Doesn’t it worry anyone that this God seems to have the emotional maturity if a 6 y/o and kinda seems a bit like a psychopath?
A human parents love for their child is much more pure and real then that. The vast majority would NEVER treat their child in such a way, even if the child hated them. So why are we honoring this “all good” and “all perfect” being, when his “love” can’t even compare to us flawed and sinful humans? It seems absurd to me.
And frankly, the whole “well, God works in mysterious ways, we mustn’t question it” is just an incredibly weak answer that doesn’t hold up against even the slightest scrutiny.
It is the height of human arrogance to imagine a God powerful enough to create something on such an uninaginable scale and beauty as the Universe, also sonehow cares about each and every one of u, and cares who we have sex with, and cares if we believe in him or not.
And were supposed to believe such a clearly unbelievable story (despite the fact that billions of others believe different stories about THEIR gods just as strongly) because we’re told too? Based on a 3000 y/o book with no verifiable source materiel?
Come on. There’s a reason this stuff gets shoved down our throats from the day we’re born: because if we first learned about it at, say, 13 we’d be able to see it for the obvious con job that it is.
Here’s how David Bruder (The Weekly Sift) put it regarding America’s religious values:
“All the recent complaints about “religious liberty” fall apart once you dispense with the notion that Christian sensibilities deserve more respect than non-Christian ones..”
I mean, there’s “only” America, right? No other religion anywhere else in the entire world that is as old as time, matters, or, could possibly be correct. Or, those who profess “no” religion – they’re pagans, right? “People” who are living in sin….which is exactly what? For that matter, “what is an American”?
Fine post today by Bruder…who asks that Americans focus on what our country needs, not so much what the candidates say or do. Where is the debate on climate, opportunity, world balance….A fine read.
https://weeklysift.com/2016/05/30/the-election-is-about-the-country-not-the-candidates/#comment-250281
Mime – While it is true we should not and cannot differentiate religions based on which is ‘true”, (for obvious reasons), comparisons based on *social consequences* is absolutely valid. Jainism vs. Islam, for example.
Yes, Fifty. I should have specified that point. Totally agree.
D-Day was one of a handful of days in history that we showed the world the best of who we are. (July 20, 1969 was another.) Every American should make the pilgrimage to Normandy, and tour the beaches — this should be as strong an aspiration as Muslims making the Hajj. It is impossible to walk those beaches and villages and maintain that fashionable pessimism about who Americans are, and what we mean to the world. It will wake you up to our uniqueness, our global obligations, and the hope that the world has found in us in a way that nothing else will.
Over a million people visit the American Cemetery at Omaha Beach every year. Two-thirds of these people are French. They have not forgotten — and we should not allow ourselves to forget, either.
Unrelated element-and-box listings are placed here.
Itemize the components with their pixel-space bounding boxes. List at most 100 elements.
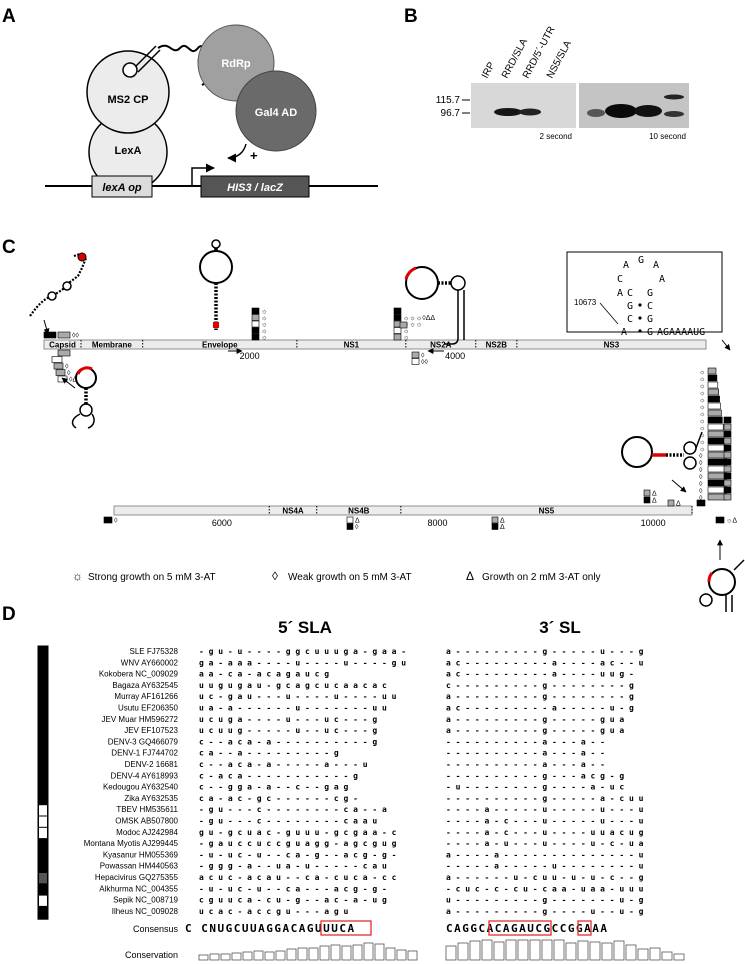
conservation-bar-3 bbox=[625, 944, 637, 961]
growth-symbol: Δ bbox=[500, 518, 505, 525]
lane-label-irp: IRP bbox=[480, 60, 498, 80]
conservation-bar-3 bbox=[601, 942, 613, 961]
clone-fragment bbox=[707, 423, 724, 431]
inset-stem-left: C bbox=[627, 314, 633, 325]
conservation-bar-3 bbox=[481, 939, 493, 961]
strain-name: Usutu EF206350 bbox=[118, 704, 179, 713]
clade-bar-segment bbox=[39, 805, 47, 816]
motif-box-5-acag bbox=[320, 920, 372, 936]
conservation-bar-5 bbox=[297, 947, 308, 961]
seq-3-sl: a c - - - - - - - - - a - - - - u u g - bbox=[446, 670, 634, 679]
clone-fragment bbox=[723, 486, 732, 494]
conservation-bar-3 bbox=[661, 951, 673, 961]
growth-symbol: ◊ bbox=[421, 353, 425, 360]
inset-position: 10673 bbox=[574, 298, 597, 307]
conservation-bar-5 bbox=[209, 953, 220, 961]
conservation-bar-5 bbox=[330, 944, 341, 961]
growth-symbol: ◊ bbox=[699, 488, 703, 495]
growth-symbol: ◊ bbox=[355, 524, 359, 531]
seq-5-sla: a a - c a - a c a g a u c g bbox=[199, 670, 329, 679]
clone-fragment bbox=[696, 499, 706, 507]
growth-symbol: ◊ bbox=[699, 453, 703, 460]
clone-fragment bbox=[723, 493, 732, 501]
title-3-sl: 3´ SL bbox=[539, 618, 581, 637]
motif-box-3-cacag bbox=[488, 920, 552, 936]
seq-3-sl: a - - - - - - u - c u u - u - u - c - - … bbox=[446, 873, 644, 882]
band-ns5-sla-10s-lower bbox=[664, 111, 684, 117]
seq-3-sl: - - - - - - - - - - a - - - a - - bbox=[446, 760, 605, 769]
clone-fragment bbox=[707, 374, 718, 382]
conservation-bar-3 bbox=[613, 940, 625, 961]
clone-fragment bbox=[643, 489, 651, 497]
legend-symbol-1: ◊ bbox=[272, 569, 278, 583]
conservation-bar-3 bbox=[565, 942, 577, 961]
clade-bar-segment bbox=[39, 816, 47, 827]
clone-fragment bbox=[43, 331, 57, 339]
gene-label-ns3: NS3 bbox=[604, 341, 620, 350]
motif-box-3-g bbox=[577, 920, 592, 936]
mw-marker-1157: 115.7 bbox=[436, 95, 461, 106]
seq-3-sl: - - - - a - c - - - u - - - - - u - - - … bbox=[446, 817, 644, 826]
tick-top-2000: 2000 bbox=[240, 351, 260, 361]
seq-3-sl: - - - - a - c - - - u - - - - u u a c u … bbox=[446, 828, 644, 837]
seq-3-sl: a c - - - - - - - - - a - - - - a c - - … bbox=[446, 658, 644, 667]
band-irp-10s bbox=[587, 109, 605, 117]
growth-symbol: Δ bbox=[652, 498, 657, 505]
conservation-bar-5 bbox=[198, 954, 209, 961]
clone-fragment bbox=[103, 516, 113, 524]
seq-3-sl: - - - - - a - - - - - u - - - - - - - - … bbox=[446, 862, 644, 871]
strain-name: DENV-4 AY618993 bbox=[111, 771, 179, 780]
clone-fragment bbox=[393, 333, 402, 341]
seq-3-sl: a - - - - a - - - - - - - - - - - - - - … bbox=[446, 850, 644, 859]
rdrp-label: RdRp bbox=[221, 58, 251, 70]
conservation-bar-5 bbox=[220, 953, 231, 961]
rna-structure-envelope bbox=[199, 239, 243, 354]
clone-fragment bbox=[723, 458, 732, 466]
growth-symbol: ◊ bbox=[699, 481, 703, 488]
strain-name: DENV-1 FJ744702 bbox=[111, 749, 178, 758]
clone-fragment bbox=[707, 430, 725, 438]
seq-3-sl: a - - - - - - - - - g - - - - u - - u - … bbox=[446, 907, 644, 916]
clade-bar-segment bbox=[39, 895, 47, 906]
gene-label-envelope: Envelope bbox=[202, 341, 238, 350]
gene-label-ns5: NS5 bbox=[539, 507, 555, 516]
rna-structure-ns5 bbox=[621, 431, 703, 493]
seq-3-sl: - - - - - - - - - - a - - - a - - bbox=[446, 749, 605, 758]
growth-symbol: Δ bbox=[676, 501, 681, 508]
strain-name: OMSK AB507800 bbox=[115, 817, 178, 826]
growth-symbol: ◊ bbox=[67, 370, 71, 377]
growth-symbol: ◊ bbox=[65, 364, 69, 371]
growth-symbol: ☼☼☼ bbox=[403, 322, 422, 329]
ms2-label: MS2 CP bbox=[108, 94, 149, 106]
inset-loop-base: A bbox=[653, 260, 659, 271]
conservation-bar-3 bbox=[445, 945, 457, 961]
growth-symbol: ☼ bbox=[699, 446, 705, 453]
inset-loop-base: A bbox=[623, 260, 629, 271]
clone-fragment bbox=[411, 358, 420, 365]
inset-basepair-dot bbox=[638, 303, 642, 307]
panel-label-a: A bbox=[2, 6, 16, 27]
conservation-bar-5 bbox=[352, 944, 363, 961]
clone-fragment bbox=[723, 416, 732, 424]
clone-fragment bbox=[723, 479, 732, 487]
gene-label-ns4b: NS4B bbox=[348, 507, 370, 516]
conservation-bar-3 bbox=[493, 941, 505, 961]
conservation-bar-3 bbox=[529, 939, 541, 961]
growth-symbol: ◊◊ bbox=[421, 359, 428, 366]
activation-plus: + bbox=[250, 148, 258, 163]
growth-symbol: ☼ bbox=[261, 309, 267, 316]
growth-symbol: ☼ bbox=[261, 315, 267, 322]
clone-fragment bbox=[53, 362, 64, 370]
promoter-arrow bbox=[191, 163, 215, 186]
clone-fragment bbox=[393, 314, 402, 321]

I went to Normandy just after the 9/11 attack. I was on a business trip in Paris on 9/11, and this time I had my father in tow. Due to the airspace shutdown we were unable to fly home for several days. So we decided to rent a car and tour the Normandy area. Visiting the Cemetery so soon after the attack was particularly poignant. The site was eerily quiet because there were so few people there due to the travel restrictions. All of us were in tears the whole time. And the French people were unbelievably kind and sympathetic once they became aware we were Americans.
If you haven’t been there I strongly suggest visiting the D-Day museum in Caen before going to the beaches. The museum provides a comprehensive overview of the planning, execution and aftermath of the invasion with several big audio visual presentations. When you go to the beaches you’ll notice important things that casual observation would overlook. In addition to the incredible bravery of the soldiers, it is truly awe inspiring to appreciate the logistics that were required to accomplish such a feat.